Saurmag seems to have succeeded on the death of his paternal grandfather, Mirian III, the first Christian king of Iberia, in 361 and pursued pro-Roman policy. In 363, he was ousted by the Sassanid king Shapur II who installed Aspacures II (Varaz-Bakur) in his place. Aspacures II was Saurmag's paternal uncle. The Sassanid intervention in the Caucasus eventually drew a Roman response and, later in 370, Roman Emperor Valens sent in the twelve legions—about 12,000 men—under Terentius who restored Saurmag in the western provinces of Iberia adjoining Armenia and Lazica, while Aspacures' successor Mihrdat III was permitted to retain control of the northeastern part of the kingdom.
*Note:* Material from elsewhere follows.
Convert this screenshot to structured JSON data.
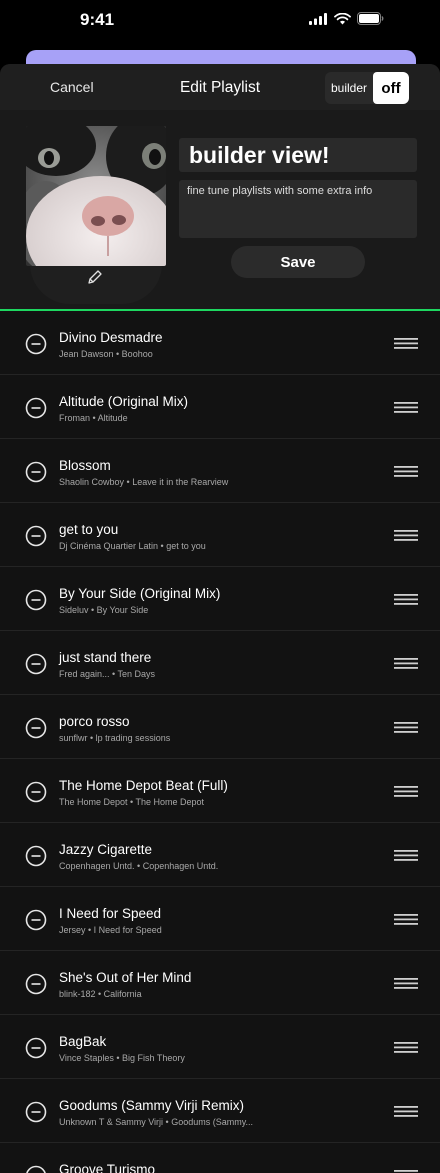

The deal was not recognized by Shapur, who regarded it as grounds for war, and resumed hostilities against Rome early in 371.[1] By 378, however, the Gothic War had constrained Rome to abandon Sauromaces; his realm must have ceased to exist as Iberia passed, whole or nearly so, under the Sassanid suzerainty.[2]


  1. ^ Lenski, Noel Emmanuel (2002), Failure of Empire: Valens and the Roman State in the Fourth Century A.D., p. 175. University of California Press, ISBN 0-520-23332-8.
  2. ^ Cyril Toumanoff (1963), Studies in Christian Caucasian History, pp. 460-461. Georgetown University Press.